By Hugh Hewitt
Wednesday, January 08, 2014
Thirteen years into a war we are not winning --read Eli
Lake's latest on the return of al Qaeda to Fallujah-- comes the searing memoir
of the second of four Secretaries of Defense who have been second to the
president in the chain of command through the long and continuing struggle with
radical Islam.
Duty by Robert Gates has been read in full by only a
handful of the tens of thousands who will eventually pour over it, but already
two or three judgments it renders won't ever be forgotten.
From Greg Jaffe's review in the Washington Post:
He recounts his thoughts during a tense 2011 meeting with Obama and Gen. David H. Petraeus, then in charge of U.S. and NATO forces in Afghanistan, in the White House Situation Room: “As I sat there I thought: The president doesn’t trust his commander, can’t stand Karzai, doesn’t believe in his own strategy and doesn’t consider the war to be his. For him, it’s all about getting out.”
From Chris Cillizza's articles on the book analysis in
the the same paper, two takeaways, the first noting that Gates said about Vice
President Joe Biden that he has "wrong on nearly every major foreign
policy and national security issue over the past four decades."
The second Cillizza piece, zeroing on the far more
important revelation, relays Gates portrait of Hillary Clinton --softened by
some kind words along the way:
“Hillary told the president that her opposition to the [2007] surge in Iraq had been political because she was facing him in the Iowa primary. . . . The president conceded vaguely that opposition to the Iraq surge had been political. To hear the two of them making these admissions, and in front of me, was as surprising as it was dismaying.”
These are hammer blows, each of them, and there will be
more as the general public and not the White House-protecting MSM gain access
to the book. Take a look at Bob Woodward's expanded assessment this morning,
which evolves as he find new and even more searing slices at Team Obama:
Gates says his instructions to the Pentagon were: “Don’t give the White House staff and [national security staff] too much information on the military options. They don’t understand it, and ‘experts’ like Samantha Power will decide when we should move militarily.” Power, then on the national security staff and now U.S. ambassador to the United Nations, has been a strong advocate for humanitarian intervention.
Another time, after Donilon and Biden tried to pass orders
to Gates, he told the two, “The last time I checked, neither of you are in the
chain of command,” and said he expected to get orders directly from Obama.

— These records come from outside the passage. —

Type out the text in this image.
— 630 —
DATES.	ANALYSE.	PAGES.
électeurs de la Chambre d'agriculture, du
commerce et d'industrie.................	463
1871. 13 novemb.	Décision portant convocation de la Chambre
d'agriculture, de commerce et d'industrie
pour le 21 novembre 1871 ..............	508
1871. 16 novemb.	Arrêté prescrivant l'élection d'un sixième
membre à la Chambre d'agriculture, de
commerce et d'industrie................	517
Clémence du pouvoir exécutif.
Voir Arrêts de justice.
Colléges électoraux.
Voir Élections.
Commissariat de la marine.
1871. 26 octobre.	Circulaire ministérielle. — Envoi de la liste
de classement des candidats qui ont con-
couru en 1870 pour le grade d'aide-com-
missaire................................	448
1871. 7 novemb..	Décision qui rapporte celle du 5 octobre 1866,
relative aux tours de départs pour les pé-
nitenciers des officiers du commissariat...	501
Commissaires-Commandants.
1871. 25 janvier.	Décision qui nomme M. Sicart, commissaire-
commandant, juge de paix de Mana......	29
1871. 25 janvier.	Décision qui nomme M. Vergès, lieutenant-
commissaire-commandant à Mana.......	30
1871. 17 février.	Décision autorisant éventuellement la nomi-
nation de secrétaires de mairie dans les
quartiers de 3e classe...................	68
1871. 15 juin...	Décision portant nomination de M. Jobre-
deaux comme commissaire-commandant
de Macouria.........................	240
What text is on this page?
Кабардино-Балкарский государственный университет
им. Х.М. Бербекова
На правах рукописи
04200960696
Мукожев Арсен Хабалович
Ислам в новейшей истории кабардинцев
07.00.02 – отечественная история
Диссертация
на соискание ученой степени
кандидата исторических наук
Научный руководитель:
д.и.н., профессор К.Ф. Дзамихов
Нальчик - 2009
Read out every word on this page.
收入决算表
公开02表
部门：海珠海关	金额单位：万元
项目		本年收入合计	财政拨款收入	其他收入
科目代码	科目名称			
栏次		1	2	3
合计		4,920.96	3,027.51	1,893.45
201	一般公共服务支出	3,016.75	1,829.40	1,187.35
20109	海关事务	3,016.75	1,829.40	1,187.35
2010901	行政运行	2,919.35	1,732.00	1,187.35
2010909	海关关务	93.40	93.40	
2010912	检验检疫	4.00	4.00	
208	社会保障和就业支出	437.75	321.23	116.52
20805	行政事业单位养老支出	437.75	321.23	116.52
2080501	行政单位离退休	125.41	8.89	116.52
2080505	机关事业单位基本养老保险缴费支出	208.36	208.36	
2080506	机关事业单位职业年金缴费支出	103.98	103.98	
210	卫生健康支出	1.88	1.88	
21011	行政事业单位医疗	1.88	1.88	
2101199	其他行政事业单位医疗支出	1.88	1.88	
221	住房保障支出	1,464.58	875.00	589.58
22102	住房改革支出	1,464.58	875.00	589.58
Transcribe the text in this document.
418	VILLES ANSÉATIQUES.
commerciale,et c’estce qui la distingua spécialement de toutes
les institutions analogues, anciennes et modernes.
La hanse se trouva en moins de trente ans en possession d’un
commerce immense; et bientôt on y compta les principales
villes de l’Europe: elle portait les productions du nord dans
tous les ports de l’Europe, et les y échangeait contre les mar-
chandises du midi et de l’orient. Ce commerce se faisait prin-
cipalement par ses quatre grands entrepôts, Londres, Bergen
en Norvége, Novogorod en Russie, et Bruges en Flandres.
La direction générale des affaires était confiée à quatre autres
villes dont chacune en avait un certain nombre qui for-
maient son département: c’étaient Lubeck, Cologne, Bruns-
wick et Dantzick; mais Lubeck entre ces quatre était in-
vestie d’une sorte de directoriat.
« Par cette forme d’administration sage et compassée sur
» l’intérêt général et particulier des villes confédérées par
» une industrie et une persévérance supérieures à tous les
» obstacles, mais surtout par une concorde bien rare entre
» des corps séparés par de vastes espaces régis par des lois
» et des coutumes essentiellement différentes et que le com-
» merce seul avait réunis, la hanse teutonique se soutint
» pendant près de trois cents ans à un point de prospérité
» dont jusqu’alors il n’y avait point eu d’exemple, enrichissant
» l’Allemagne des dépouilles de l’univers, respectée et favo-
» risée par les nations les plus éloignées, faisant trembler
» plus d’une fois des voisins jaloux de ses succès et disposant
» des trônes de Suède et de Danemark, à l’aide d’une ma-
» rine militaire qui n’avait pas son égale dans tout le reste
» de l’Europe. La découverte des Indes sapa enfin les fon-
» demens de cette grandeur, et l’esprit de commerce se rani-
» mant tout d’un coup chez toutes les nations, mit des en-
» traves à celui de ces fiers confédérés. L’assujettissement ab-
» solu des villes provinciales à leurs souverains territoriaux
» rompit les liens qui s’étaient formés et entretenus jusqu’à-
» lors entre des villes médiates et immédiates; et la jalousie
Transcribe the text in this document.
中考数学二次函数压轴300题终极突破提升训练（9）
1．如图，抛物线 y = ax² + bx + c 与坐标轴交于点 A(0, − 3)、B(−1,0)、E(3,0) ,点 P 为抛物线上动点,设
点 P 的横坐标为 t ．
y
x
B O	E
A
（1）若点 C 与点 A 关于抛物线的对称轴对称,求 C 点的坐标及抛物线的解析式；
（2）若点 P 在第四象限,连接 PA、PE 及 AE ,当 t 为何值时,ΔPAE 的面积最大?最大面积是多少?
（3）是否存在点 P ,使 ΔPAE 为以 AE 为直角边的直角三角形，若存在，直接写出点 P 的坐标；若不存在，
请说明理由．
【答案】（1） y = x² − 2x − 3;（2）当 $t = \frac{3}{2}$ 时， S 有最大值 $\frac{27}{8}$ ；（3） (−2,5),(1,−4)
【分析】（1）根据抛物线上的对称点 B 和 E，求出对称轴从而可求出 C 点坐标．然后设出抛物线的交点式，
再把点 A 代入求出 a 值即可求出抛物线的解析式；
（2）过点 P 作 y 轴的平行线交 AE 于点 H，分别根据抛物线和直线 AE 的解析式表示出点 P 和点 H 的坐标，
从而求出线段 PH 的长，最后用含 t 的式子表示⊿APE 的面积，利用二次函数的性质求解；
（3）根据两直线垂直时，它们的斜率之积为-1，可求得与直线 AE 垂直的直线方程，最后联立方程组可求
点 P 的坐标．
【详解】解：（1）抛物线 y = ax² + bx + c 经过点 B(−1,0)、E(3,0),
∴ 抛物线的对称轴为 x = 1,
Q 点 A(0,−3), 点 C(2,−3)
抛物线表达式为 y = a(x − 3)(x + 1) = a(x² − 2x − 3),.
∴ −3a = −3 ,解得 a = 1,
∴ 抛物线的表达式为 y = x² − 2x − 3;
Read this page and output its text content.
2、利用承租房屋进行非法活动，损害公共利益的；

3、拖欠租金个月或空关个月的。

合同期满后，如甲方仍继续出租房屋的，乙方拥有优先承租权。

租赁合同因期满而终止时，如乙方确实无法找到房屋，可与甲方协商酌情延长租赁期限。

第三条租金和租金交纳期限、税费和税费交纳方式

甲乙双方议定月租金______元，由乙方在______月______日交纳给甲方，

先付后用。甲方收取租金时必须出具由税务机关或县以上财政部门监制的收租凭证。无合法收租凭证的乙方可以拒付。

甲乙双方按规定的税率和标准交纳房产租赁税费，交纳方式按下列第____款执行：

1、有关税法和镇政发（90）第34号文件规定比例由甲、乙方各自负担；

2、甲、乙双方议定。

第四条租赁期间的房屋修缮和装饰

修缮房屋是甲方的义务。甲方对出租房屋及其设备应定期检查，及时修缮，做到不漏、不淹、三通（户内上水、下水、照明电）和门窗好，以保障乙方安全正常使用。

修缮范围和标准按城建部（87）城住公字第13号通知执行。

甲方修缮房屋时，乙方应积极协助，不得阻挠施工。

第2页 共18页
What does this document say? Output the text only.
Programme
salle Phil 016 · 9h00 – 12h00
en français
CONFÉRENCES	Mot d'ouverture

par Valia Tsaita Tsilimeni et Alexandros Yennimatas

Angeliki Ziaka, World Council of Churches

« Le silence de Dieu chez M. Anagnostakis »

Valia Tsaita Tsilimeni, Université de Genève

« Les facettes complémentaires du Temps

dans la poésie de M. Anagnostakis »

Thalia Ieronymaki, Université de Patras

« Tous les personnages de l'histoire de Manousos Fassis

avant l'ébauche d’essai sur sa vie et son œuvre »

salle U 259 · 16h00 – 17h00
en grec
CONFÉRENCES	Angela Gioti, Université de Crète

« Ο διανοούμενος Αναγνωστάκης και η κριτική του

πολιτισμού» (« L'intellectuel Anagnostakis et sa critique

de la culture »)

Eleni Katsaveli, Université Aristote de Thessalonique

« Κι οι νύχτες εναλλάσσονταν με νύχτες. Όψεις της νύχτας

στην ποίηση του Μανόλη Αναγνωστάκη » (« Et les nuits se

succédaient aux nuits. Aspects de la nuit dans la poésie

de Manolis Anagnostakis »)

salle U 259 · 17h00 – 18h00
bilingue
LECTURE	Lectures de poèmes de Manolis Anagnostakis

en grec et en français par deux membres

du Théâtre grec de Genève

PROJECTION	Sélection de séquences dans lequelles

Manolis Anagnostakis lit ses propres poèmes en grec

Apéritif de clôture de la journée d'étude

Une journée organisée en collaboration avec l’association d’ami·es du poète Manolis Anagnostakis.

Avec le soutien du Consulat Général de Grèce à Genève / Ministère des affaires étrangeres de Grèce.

Woodward's take given his intense focus on the war for
the past dozen years is the one to watch and read, and from last night when I
first reported on the book and the early reaction, Woodward's keen eye for the
key detail is unearthing new nuggets. watch that space all day.
Like early reports from a remote region hit by a 7.0
trembler, the early assessments of Duty almost certainly fail to capture its
full impact. Only after the whole book is available for a few weeks to all
interested parties --including the military from its senior ranks to its
greenest private to its rolls of retired, wounded and widowed-- will the full
impact of the important memoir be known.
I hope former Secretary Gates makes himself available for
long interviews, and not just with me, but with any serious, prepared host. As
I noted at the top, we are losing this war. Gates is the third of the six men
--two presidents and four SecDefs-- who have been at the very top of the
decision-making machine. We have long ago absorbed the lessons of President
Bush and Secretary of Defense Rumsfeld, but Robert Gates will offer an entirely
new set of insights. People serious about the war, who understand how long it
will go on and how America has to change its position and the momentum of the
conflict, need candid, searching assessments of what has happened to date.
Secretary Gates has indeed done his duty with Duty, and the assessments and
interviews that follow will be crucial to gleaning from the book all that it
has to offer, if not to this president and White House, then to the next.